Ormai i docenti sono impazienti, e in molti stanno aspramente attaccando il ministro dell’Istruzione e del Merito Giuseppe Valditara. C’è anche chi fa ironia: è il caso del docente e scrittore Enrico Galiano, che ha pubblicato su Facebook un post che scherza sulla lunga attesa per gli insegnanti quest’anno.
“Lista di cose che si sono fatte aspettare meno della Carta docente:
– La cometa di Halley
– La linea C della metro di Roma
– Ulisse a Itaca
– La chiamata dopo un “Le faremo sapere” a un colloquio di lavoro
– La pace nel mondo
– Una gioia per Giacomo Leopardi
– Il completamento della Sagrada Familia
– Godot”.
Nel frattempo prosegue l’iter del decreto n. 127, del 9 settembre scorso, contenente “misure urgenti per la riforma dell’esame di Stato del secondo ciclo di istruzione e per il regolare avvio dell’anno scolastico 2025/2026”. Il 15 ottobre sono stati approvati molti emendamenti in Senato.

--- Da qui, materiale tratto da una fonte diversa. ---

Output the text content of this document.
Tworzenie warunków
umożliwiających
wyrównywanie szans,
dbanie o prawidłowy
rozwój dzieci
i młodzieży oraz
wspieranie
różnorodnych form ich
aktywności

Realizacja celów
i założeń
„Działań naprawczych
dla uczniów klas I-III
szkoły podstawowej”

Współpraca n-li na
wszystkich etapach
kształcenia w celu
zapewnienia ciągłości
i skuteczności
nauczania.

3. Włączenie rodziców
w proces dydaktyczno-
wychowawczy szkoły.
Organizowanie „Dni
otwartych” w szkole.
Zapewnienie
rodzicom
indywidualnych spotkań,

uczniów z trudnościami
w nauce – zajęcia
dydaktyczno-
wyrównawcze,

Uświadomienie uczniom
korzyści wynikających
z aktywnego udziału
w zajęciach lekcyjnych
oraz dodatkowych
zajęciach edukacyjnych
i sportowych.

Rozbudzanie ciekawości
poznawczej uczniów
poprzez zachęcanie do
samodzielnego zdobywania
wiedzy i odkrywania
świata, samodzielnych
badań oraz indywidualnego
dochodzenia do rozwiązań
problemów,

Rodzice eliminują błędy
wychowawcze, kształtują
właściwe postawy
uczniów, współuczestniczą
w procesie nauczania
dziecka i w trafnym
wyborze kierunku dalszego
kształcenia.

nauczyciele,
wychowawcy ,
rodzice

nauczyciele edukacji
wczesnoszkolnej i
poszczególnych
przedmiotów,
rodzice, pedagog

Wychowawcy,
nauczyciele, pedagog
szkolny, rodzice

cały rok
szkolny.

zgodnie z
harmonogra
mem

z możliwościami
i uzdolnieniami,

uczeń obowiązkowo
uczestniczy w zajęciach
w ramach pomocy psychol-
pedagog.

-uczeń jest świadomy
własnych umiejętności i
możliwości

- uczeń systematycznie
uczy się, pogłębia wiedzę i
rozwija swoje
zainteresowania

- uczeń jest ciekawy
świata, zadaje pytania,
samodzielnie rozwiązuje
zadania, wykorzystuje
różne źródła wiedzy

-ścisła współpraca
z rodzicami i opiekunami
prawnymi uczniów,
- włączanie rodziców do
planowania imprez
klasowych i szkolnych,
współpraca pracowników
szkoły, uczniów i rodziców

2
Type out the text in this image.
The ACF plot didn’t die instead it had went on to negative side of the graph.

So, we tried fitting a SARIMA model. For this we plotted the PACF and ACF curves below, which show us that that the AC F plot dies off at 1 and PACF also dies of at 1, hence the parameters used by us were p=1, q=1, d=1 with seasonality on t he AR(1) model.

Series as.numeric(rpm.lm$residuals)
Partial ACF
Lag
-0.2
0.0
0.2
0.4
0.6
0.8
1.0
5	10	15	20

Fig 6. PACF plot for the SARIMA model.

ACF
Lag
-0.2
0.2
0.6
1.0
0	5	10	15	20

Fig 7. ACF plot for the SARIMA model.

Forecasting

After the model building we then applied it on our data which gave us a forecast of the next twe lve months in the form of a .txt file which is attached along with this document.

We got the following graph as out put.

Ci sono stati importanti novità in merito alla carta del docente, contenute nell’emendamento 3.100 al Decreto Legge.
L’emendamento, come riporta anche Il Sole 24 Ore, prevede varie misure:
La proposta copre, per ora, anche il prossimo anno scolastico e sarà oggetto, come spiegano i tecnici, di una specifica voce di spesa da 500 euro per ogni prof. Dal 2025/26 potrà poi essere stabilizzata a valere sulle risorse ordinarie.
Il Decreto legge in questione dovrà essere convertito in legge entro l’8 novembre.